[Tech] Lagarto KA: The High Performance Core for DRAC

One of the main goals pursued by processor designers is to achieve a high level of performance.  Over the years, several proposals exploring novel ideas to achieve this goal have emerged, both in academia and industry, taking advantage of the technological evolution dictated by Moore's Law.  However, the processors' design has not ceased to be a challenging task in which it is sought to maintain a balance between complexity and performance.

In this sense, super-scalar processors, which are processing machines capable of executing multiple instructions per clock cycle, have proven to be effective in taking advantage of instruction-level parallelism. These designs implement dynamic planning techniques, combined with efficient memory management units and specialized accelerators, resulting in high hardware resource utilization, reaching a high percentage of instructions executed each clock cycle.

The DRAC project has as its primary goal the design, verification, and fabrication of a high-performance processor integrating several accelerators and other features in the same system-on-chip (SoC).  In order to achieve this goal, in a joint effort between the BSC and the CIC-IPN, the design and implementation of the Lagarto Ka have been proposed, a super-scalar 2-way 64-bit processor implemented in a 12-stage  microarchitecture supporting out-of-order execution based on the RISC-V instruction set.

 

Figura 1. Diagrama de blocs bàsic de la microarquitectura del processador Lagarto Ka.
Figure 1. Basic block diagram of the Lagarto Ka processor microarchitecture.


As shown in Figure 1, the Lagarto Ka processor microarchitecture works with two fundamental processing blocks: the Front-End and the Back-End.

The Front-End is the part of the processor in charge of maintaining a constant stream of instructions in the pipeline that must be brought from the instruction cache, decoded, and renamed, to later be distributed in the data path that corresponds to each instruction to be executed correctly.  The register renaming is essential at this stage of the processing since it resolves the false dependencies between instructions, keeping only the true dependencies, which optimizes the execution of independent instructions, breaking the original order of the program.

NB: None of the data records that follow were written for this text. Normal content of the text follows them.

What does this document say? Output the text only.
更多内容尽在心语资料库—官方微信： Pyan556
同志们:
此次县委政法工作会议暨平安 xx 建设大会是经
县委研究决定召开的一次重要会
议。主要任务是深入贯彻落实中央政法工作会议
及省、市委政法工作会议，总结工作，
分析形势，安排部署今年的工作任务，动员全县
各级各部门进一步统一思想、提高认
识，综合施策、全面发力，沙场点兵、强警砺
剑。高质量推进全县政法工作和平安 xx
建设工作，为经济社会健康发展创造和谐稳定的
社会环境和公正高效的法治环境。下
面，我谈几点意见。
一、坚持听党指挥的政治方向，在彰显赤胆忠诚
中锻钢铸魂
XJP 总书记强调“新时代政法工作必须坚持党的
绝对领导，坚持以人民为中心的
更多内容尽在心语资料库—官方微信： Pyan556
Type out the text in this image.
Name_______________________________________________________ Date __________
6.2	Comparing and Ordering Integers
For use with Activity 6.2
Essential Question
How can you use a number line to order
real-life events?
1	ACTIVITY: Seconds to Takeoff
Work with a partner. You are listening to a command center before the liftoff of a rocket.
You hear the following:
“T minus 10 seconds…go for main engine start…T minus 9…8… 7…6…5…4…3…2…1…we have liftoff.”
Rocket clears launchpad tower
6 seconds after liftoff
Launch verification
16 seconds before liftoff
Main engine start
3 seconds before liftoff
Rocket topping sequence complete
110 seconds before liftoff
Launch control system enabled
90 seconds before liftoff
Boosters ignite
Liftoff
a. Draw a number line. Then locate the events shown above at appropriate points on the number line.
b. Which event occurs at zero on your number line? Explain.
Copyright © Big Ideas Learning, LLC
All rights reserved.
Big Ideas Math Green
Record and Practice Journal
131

Additionally, the Front-End integrates a branch predictor to speed up fetching new instructions by detecting jumps in the program without decoding them.  Finally, it is possible to restore the processor context to a previous state at the occurrence of any failure thanks to the integration of a recovery mechanism that allows speculative instructions to be executed effectively.

The second block of processing, the Back-End, has been designed to exploit the instruction-level parallelism offered by register renaming, accelerating the execution of instructions as soon as their source operands are ready, regardless of the initial order in entering the pipeline.  This process is known as out-of-order execution.

Out-of-order execution within the Lagarto Ka processor is driven by to two main structures: the out-of-order issue queues, in charge of sending as many instructions as possible to the execution units each clock cycle, and the reorder buffer (ROB ), which monitors the order of the active instructions in the Back-End, and determines when the hardware resources should be released once the instructions leave the pipeline.

Since power consumption is critical for embedded systems, the Lagarto Ka processor integrates low-power consumption techniques to mitigate this problem.

Lagarto Ka is the first high-performance design of the Lagarto family processors.  The Mayan numbering inspires the name of this processor, as well as for the first designs fabricated in DRAC.  The first version of these processors is the Lagato Hun, a scalar in-order processor that fetches one instruction per clock cycle, while the Lagarto Ka has been designed to fetch two instructions each cycle.     
 

sistema de numeración maya 2
SISTEMA DE NUMERACIÓ MAIA
Figure 2. Mayan numbering system.

 

Lagarto Ka is the core of the chips that integrate the different accelerators developed in DRAC, a project looking forward to opening the way to new proposals from the academy to the Computer Architecture field, a movement that has been initially triggered by open-source initiatives such as RISC-V, seeking to take advantage of these proposals in a not too distant future in specialized or domestic products.